As tempted as we are to push aside and forget the ramblings of a serial killer and a terrorist, we have to remember that despite his very misguided views, he was still a very smart man with an IQ of 167 who saw some of the harsh realities of the world for what they were. (Unfortunately, he did not see the right way of addressing them.)

I. Technology on its own is not good (or bad). It is only how it is used that determines whether it is good or bad, so we have to use it wisely.

II. If we do not replace what we take from nature, we will continue to deplete the environment, possibly to a point where it can no longer sustain us.

III. If we continue to harm the environment, it will harm us back. Nature is a delicate balance, and the more we disrupt it, the more it will disrupt us with natural disasters of unprecedented levels.

IV. If we continue to march forward like there is no limit to economic growth, we may push the system over the edge. If population growth is 1% per year, it is foolish to expect that economies can continue to grow at 4%, 6%, 8% or more per year. Simply foolish. And trying to force the system to grow at an unsustainable rate could break it.

V. If the system breaks, we go from being damned to being dead.

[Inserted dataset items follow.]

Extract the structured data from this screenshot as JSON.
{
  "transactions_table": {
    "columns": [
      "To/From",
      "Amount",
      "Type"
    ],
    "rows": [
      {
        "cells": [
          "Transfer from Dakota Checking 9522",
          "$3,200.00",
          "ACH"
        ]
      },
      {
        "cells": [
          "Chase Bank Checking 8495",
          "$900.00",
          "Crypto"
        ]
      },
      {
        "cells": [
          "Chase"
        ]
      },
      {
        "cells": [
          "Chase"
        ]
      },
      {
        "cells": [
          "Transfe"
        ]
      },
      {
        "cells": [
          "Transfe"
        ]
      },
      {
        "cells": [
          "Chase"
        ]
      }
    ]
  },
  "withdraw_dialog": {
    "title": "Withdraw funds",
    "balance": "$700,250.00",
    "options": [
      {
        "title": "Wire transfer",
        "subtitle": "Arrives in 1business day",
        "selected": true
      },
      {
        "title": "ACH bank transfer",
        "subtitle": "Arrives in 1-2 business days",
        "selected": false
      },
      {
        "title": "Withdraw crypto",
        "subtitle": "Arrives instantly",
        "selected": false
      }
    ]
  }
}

We don’t have the answers here at SI, but we do know that the problems will never be solved if they are ignored. And we do know that:

a. We can do our best to make sure that each application of technology is for a greater good (and not just implemented for technology’s sake).

b. We can continue to research and invest in renewable resources and product designs that use renewable resources.

c. We can build factories that use cleaner production processes, trap particulates, and filter wastewater for dangerous contaminants before such water is pumped back into streams and rivers.

d. We can create realistic growth projections and be happy when we reach them, rather than create unrealistic projections that force us to manipulate the books, steal marketshare by any means necessary, or use a supply chain likely powered by slave labour to make the numbers.

e. We can design a sustainable system rather than one with a limited lifespan.

And if we take it one step at a time, there’s no reason that the overall global situation can’t improve over time, leaving future generations to wonder how there could ever have existed a world like the one described by Mr. Kaczynski which pushed him, and other eco-terrorists, over the edge.

*1 This is one thing Mr. Kaczynski got wrong. Not all technology is bad. Most technology is neither good nor bad, it’s whether it is used or abused. Hence his claim that the continued development of technology will worsen the situation is wrong in its unqualified form.